Il bisogno (e spero anche la diversità) nasce da questo approccio qui. Ci si riferisce a tutto come “black music”, senza distinzione di paese, specificità storiche e via dicendo. Spesso non si fa direttamente nessuno sforzo descrittivo e critico, finendo per appiattire e allo stesso tempo per mettere paletti insensati tra generi musicali. Si etichettano le cose in modo frettoloso e poco rispettoso, privandole di un background che arricchirebbe chiunque ne venisse a conoscenza e senza il quale è veramente difficile capire a fondo quelle forme d’arte. Nessuno si sognerebbe di leggere la Commedia di Dante senza comprendere lo specifico contesto socio-culturale in cui affonda l’opera o la biografia del suo autore. Non capisco perchè invece non abbiamo problemi a farlo con interi generi musicali che spesso si sono rivelati l’espressione più culturalmente significativa di diverse, enormi fette di umanità. E di cui per altro in Italia già in partenza sappiamo poco. 

Condivido questo progetto con Ivan Specchio, che si occupa più della parte grafica (anche se il nostro lavoro è simbiotico su quasi ogni aspetto). Ci siamo conosciuti proprio ad un mio dj-set in cui lui è stato attratto dalla selezione dei pezzi che mettevo, in qualche modo la traduzione musicale di quello che ti ho detto fin qui. Da lì è scattata la scintilla creativa e lavorativa. Per ora esistiamo come profilo Instagram e format dal vivo (dj-set e concerti) questo era l’intento nella prima fase (una piattaforma snella, social, accattivante ma su cui fosse già possibile costruire un’identità); in cantiere c’è già un sito sul quale pubblicare approfondimenti (sullo stile dei due articoli che ho scritto per Il Tascabile) e tante altre cose. Letteralmente ogni giorno ne esce una nuova. 

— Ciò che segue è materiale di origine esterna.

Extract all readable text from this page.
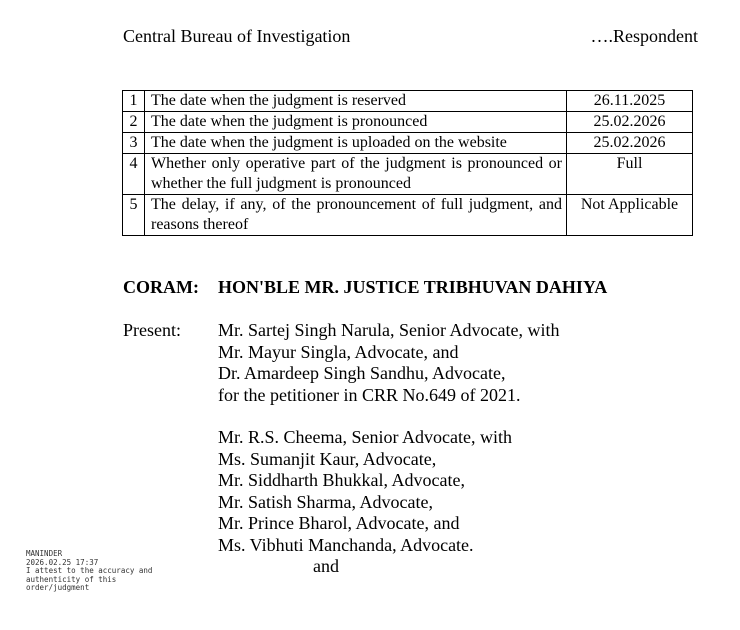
Central Bureau of Investigation	….Respondent
1	The date when the judgment is reserved	26.11.2025
2	The date when the judgment is pronounced	25.02.2026
3	The date when the judgment is uploaded on the website	25.02.2026
4	Whether only operative part of the judgment is pronounced or whether the full judgment is pronounced	Full
5	The delay, if any, of the pronouncement of full judgment, and reasons thereof	Not Applicable
CORAM: HON'BLE MR. JUSTICE TRIBHUVAN DAHIYA
Present: Mr. Sartej Singh Narula, Senior Advocate, with
Mr. Mayur Singla, Advocate, and
Dr. Amardeep Singh Sandhu, Advocate,
for the petitioner in CRR No.649 of 2021.
Mr. R.S. Cheema, Senior Advocate, with
Ms. Sumanjit Kaur, Advocate,
Mr. Siddharth Bhukkal, Advocate,
Mr. Satish Sharma, Advocate,
Mr. Prince Bharol, Advocate, and
Ms. Vibhuti Manchanda, Advocate.
and
MANINDER
2026.02.25 17:37
I attest to the accuracy and
authenticity of this
order/judgment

C’è stato un magazine, podcast, account social eccetera che è stato fondamentale per farti scoprire di più e/o appassionare a questo mondo? In Italia in pochi trattano di “black music contemporanea” in modo sistematico – per esempio io devo tanto agli articoli e i post di Francesco Abazia e al podcast settimanale di Giorgio Valletta su Radio Raheem – tu che ne pensi al riguardo?

Come specifici riferimenti italiani sull’argomento (soprattutto con l’approccio che ti spiegavo per quanto riguarda Asiko) non mi viene in mente nessuno sinceramente, con l’eccezione di Griot Mag. Come scrittura di musica Geoff Dyer, Lester Bangs, Izzo ma anche qualcosa di Coe e Kerouac – il primo che ho letto riuscire a restituire la musica jazz in modo accattivante. Figure contemporanee italiane ti cito sicuramente Valerio Mattioli. Non tanto per l’aspetto musicale, dato che abbiamo focus diversi, ma per l’uso della scrittura. Oltre a scrivere in modo meraviglioso, quando parla di musica, Mattioli quasi sempre parla anche di tanto altro – filosofia, società, urbanistica, politica, arte, vita. Non importa quanto si allontani, per qualche oscura magia riesce comunque sempre a tornare alla materia musicale, rispettandola ed arricchendola enormemente; insomma niente risulta forzato o fuori luogo. Questo per me, visto che mi è sempre venuto naturale provare a scrivere di musica in questo modo, è forse il modello più prezioso e per adesso ancora irraggiungibile. Per lo stesso approccio (anche se non direttamente collegato alla musica) ti cito la scrittura di Paolo Pecere e Matteo De Giuli; in generale, com’è facile intuire, Il Tascabile è una lettura costante. 

Per il resto andiamo fuori dall’Italia. Crack Magazine, Okayplayer e soprattutto Okayafrica sono fonti fondamentali. Ma in realtà poi principalmente leggo libri: sto studiando molto la storia coloniale e quella afroamericana, leggendo gli autori che l’hanno vissuta sulla propria pelle e teorizzata in varie epoche. Fanon, Césaire, Du Bois, Morrison, Coates, Smith, Whitehead, Baldwin, Malcom X e via dicendo. Anche i romanzi contemporanei africani, da Adichie alla bella collana della 66th and 2nd, fino agli autori italiani afrodiscendenti contemporanei – ho comprato ora il libro di Djarah Kan. Ma trovo interessante ogni pezzo del puzzle e ogni punto di vista; per dire ora sto leggendo Tempo di uccidere di Flaiano, che colpevolmente non avevo ancora mai avuto il piacere di iniziare – anche qui tra l’altro la sua scrittura mi piace enormemente, quindi c’è un doppio vantaggio.